Ask the people who lost homes in 2008 if it works.

99,99% of world wealth is held by less than 1000 people.

Can you wrap your head around that? Less than 1000 people control all the wealth for the other 7 billion people who happen to be alive on this planet.

The environment is a wreck, the world is being destroyed, entire coral reefs are dying, we are pouring radiation into the sea, there are artificial islands of trash in the ocean.

We as a species will not last more than 100 more years on this planet.

What exactly "works" in your opinion? You have an iPhone built by slaves in China? Is that it? What works?


There are problems in the world but people will exist on the planet for far far longer than 100 years into the future.

Plastic in the ocean won't stop that, coral reefs dying won't stop that, global warming won't stop that, nuclear war won't stop that.

Not saying we shouldn't try to solve problems but lets keep things in perspective here.


"The ocean's dying. The plankton's dying. It's people. Soylent green is made out of people. They're making our food out of people. Next thing they'll be breeding us like cattle... for food. You've gotta tell 'em."

You've gotta tell 'em!


> 99,99% of world wealth is held by less than 1000 people.

Citation needed.


I'm not quite sure this says 99.99%, but it's bleak none the less.

https://www.theguardian.com/global-development/2017/jan/16/w...


It looks bleak, but 99.99% owned by 1000 people is deliberately misleading.


The thing is..owning capital isnt what it used to be with jewels piling up. Credit allows debt backed by that physical collateral to be used for someones tractor to be built. These people may be 'worth' a lot of money but their wealth is actually more diversified and illiquid than the average person's capital.
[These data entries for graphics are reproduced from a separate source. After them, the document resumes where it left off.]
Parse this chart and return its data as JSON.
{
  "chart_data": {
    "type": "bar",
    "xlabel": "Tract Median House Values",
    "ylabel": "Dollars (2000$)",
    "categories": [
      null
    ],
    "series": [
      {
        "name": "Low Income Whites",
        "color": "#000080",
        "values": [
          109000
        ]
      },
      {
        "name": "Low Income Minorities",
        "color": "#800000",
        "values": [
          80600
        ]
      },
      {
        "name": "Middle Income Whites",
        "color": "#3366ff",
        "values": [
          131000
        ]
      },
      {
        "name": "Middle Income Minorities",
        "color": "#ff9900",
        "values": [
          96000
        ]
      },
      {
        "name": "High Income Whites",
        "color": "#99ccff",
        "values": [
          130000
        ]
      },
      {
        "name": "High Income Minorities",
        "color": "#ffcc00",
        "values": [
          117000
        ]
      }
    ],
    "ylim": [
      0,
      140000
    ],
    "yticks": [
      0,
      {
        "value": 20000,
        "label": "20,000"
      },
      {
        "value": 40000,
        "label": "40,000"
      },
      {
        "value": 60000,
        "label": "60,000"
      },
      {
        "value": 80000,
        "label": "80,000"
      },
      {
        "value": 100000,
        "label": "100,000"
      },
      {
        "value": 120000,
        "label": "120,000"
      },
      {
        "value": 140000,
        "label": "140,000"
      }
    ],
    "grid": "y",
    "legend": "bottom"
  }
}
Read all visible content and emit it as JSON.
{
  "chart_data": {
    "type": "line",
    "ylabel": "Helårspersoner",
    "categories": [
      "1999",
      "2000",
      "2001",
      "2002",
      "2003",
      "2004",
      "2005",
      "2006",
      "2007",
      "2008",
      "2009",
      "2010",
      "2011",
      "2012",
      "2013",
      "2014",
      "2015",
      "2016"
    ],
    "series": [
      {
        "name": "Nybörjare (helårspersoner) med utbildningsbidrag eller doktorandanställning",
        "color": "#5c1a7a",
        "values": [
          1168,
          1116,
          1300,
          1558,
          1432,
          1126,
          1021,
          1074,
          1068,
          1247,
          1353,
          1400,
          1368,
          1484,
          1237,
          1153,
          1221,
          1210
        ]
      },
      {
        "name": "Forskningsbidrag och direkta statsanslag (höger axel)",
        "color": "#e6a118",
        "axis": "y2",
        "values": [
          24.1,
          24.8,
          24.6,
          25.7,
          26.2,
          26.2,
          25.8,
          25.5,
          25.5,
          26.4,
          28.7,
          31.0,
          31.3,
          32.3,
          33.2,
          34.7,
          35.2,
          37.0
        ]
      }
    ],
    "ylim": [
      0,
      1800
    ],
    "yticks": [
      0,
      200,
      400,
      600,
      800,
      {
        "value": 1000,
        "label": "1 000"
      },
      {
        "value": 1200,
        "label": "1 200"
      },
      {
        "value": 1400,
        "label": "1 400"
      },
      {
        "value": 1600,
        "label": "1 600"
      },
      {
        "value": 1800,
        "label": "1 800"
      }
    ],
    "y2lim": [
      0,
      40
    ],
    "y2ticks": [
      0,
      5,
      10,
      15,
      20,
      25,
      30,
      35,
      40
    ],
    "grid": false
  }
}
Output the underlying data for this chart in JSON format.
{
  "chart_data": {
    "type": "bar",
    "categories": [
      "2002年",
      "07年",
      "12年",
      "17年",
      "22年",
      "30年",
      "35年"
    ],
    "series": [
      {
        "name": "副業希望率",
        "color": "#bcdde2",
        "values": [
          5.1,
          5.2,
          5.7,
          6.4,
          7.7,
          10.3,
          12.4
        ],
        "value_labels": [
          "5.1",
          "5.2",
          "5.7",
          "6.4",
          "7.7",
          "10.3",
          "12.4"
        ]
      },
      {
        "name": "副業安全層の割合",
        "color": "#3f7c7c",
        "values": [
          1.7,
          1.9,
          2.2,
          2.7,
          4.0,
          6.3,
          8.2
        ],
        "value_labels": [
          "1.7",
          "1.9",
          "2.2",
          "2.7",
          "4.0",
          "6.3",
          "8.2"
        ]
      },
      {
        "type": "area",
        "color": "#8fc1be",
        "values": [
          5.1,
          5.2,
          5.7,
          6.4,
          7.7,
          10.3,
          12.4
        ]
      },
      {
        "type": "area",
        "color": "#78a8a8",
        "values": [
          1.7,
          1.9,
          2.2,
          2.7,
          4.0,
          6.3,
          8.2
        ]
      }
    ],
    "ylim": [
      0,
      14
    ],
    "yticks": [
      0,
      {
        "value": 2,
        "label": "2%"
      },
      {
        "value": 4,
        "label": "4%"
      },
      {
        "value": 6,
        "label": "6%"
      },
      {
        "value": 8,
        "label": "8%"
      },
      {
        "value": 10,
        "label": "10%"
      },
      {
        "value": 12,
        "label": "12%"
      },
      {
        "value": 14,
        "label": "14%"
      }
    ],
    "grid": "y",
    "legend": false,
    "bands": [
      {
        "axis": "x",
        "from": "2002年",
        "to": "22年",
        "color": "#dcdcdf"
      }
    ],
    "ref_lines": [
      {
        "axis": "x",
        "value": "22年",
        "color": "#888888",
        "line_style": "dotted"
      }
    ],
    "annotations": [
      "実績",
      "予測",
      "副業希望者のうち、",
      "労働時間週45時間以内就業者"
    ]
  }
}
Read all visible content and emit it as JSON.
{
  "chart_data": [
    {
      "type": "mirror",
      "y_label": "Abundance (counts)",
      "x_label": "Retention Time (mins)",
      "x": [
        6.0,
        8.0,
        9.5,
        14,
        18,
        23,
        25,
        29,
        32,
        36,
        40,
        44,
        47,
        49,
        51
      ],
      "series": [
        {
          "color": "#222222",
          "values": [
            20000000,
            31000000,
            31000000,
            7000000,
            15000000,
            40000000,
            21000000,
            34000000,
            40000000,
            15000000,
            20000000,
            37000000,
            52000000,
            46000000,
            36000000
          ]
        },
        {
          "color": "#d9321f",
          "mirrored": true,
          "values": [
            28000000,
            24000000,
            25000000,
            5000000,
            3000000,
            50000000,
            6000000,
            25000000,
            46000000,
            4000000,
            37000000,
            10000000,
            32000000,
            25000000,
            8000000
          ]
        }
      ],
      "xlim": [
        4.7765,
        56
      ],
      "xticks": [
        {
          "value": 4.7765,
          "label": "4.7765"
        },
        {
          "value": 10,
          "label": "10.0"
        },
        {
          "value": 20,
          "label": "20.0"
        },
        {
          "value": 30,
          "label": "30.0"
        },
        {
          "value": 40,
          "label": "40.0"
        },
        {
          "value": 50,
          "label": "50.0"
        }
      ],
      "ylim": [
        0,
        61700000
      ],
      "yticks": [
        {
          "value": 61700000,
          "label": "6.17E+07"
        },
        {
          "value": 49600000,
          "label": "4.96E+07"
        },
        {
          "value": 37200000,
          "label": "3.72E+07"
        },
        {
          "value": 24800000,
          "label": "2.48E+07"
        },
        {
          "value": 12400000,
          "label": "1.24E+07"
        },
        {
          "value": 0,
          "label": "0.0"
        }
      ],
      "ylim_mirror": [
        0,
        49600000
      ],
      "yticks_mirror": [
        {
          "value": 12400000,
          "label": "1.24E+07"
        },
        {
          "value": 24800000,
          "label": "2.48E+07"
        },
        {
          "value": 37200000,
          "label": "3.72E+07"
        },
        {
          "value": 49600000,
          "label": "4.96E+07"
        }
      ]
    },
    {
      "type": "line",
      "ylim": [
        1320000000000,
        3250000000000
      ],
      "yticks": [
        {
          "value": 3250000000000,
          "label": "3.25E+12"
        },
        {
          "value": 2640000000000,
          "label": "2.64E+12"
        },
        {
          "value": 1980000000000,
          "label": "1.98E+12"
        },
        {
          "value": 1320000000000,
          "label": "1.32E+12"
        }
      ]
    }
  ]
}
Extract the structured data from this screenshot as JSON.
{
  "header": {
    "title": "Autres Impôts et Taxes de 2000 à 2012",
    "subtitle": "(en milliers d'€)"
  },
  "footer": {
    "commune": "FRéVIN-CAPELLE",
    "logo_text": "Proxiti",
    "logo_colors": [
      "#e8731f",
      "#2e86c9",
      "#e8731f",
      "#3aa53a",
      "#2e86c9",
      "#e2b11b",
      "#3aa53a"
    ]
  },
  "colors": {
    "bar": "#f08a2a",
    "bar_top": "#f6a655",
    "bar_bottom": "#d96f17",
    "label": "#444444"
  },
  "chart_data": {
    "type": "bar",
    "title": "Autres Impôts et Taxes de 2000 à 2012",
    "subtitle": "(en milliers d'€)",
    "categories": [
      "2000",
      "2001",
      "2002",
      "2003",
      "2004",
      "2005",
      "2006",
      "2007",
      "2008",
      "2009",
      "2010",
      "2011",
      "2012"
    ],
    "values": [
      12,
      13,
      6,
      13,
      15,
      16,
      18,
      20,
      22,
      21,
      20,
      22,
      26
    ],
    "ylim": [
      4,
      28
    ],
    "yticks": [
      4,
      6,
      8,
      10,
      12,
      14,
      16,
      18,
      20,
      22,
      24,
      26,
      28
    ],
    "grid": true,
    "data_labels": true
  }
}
I think its an important distinction because we can easily lose sight when we don't realize that one person's wealth isn't a zero sum loss for the rest of us. In a credit debt economy, we still lose but not binary..more like a percentage. Their money is out there doing work, helping other people. They can call it back eventually..but if someone is so rich they never actually recall their 'floating' assets, is it economically scientific to consider those assets equal to cash under a mattress? I feel like we need a new measure for almost perpetually floating assets so we dont consider ownership as relevant.


Just take a look at the massive rise in quality of life across the world. Your alarmist post is bunk. Life is getting better for everyone all the time.


Regional inequality in the US has gotten markedly worse in the last 40 years[0].

[0] https://washingtonmonthly.com/magazine/novdec-2015/bloom-and...


This is such an empty, meaningless statement that only serves to deflect from the systemic greed and exploitation in the global financial system.

A man whose standard of life was increasing at (for example) 0.01% suddenly finds it increasing at 1.0%?

Or a family of 7 in some famine-stricken, war-torn nightmare now has half a bag of rice instead of a third?

At the same time your share in the overall wealth, prosperity and power of your nation is decreasing and being consolidated in the hands of fewer and fewer people.

A gradually increasing quality of life is something that should be an absolute minimum expectation for society, short of the effects of natural disasters and war. This is not something you should be proud of or use as an excuse to avoid the discomfort of recognising the abuses and excesses of the obscenely wealthy.

Sure the GDP of any given nation might be rising, but that only tells you how wealthy it is, not who actually benefits from that wealth.

You have traded your right to the prosperity of your nation for a an absolute minimum baseline of what will keep people docile and subservient.

And this;

> Life is getting better for everyone all the time.

Is just offensively naive to the extreme.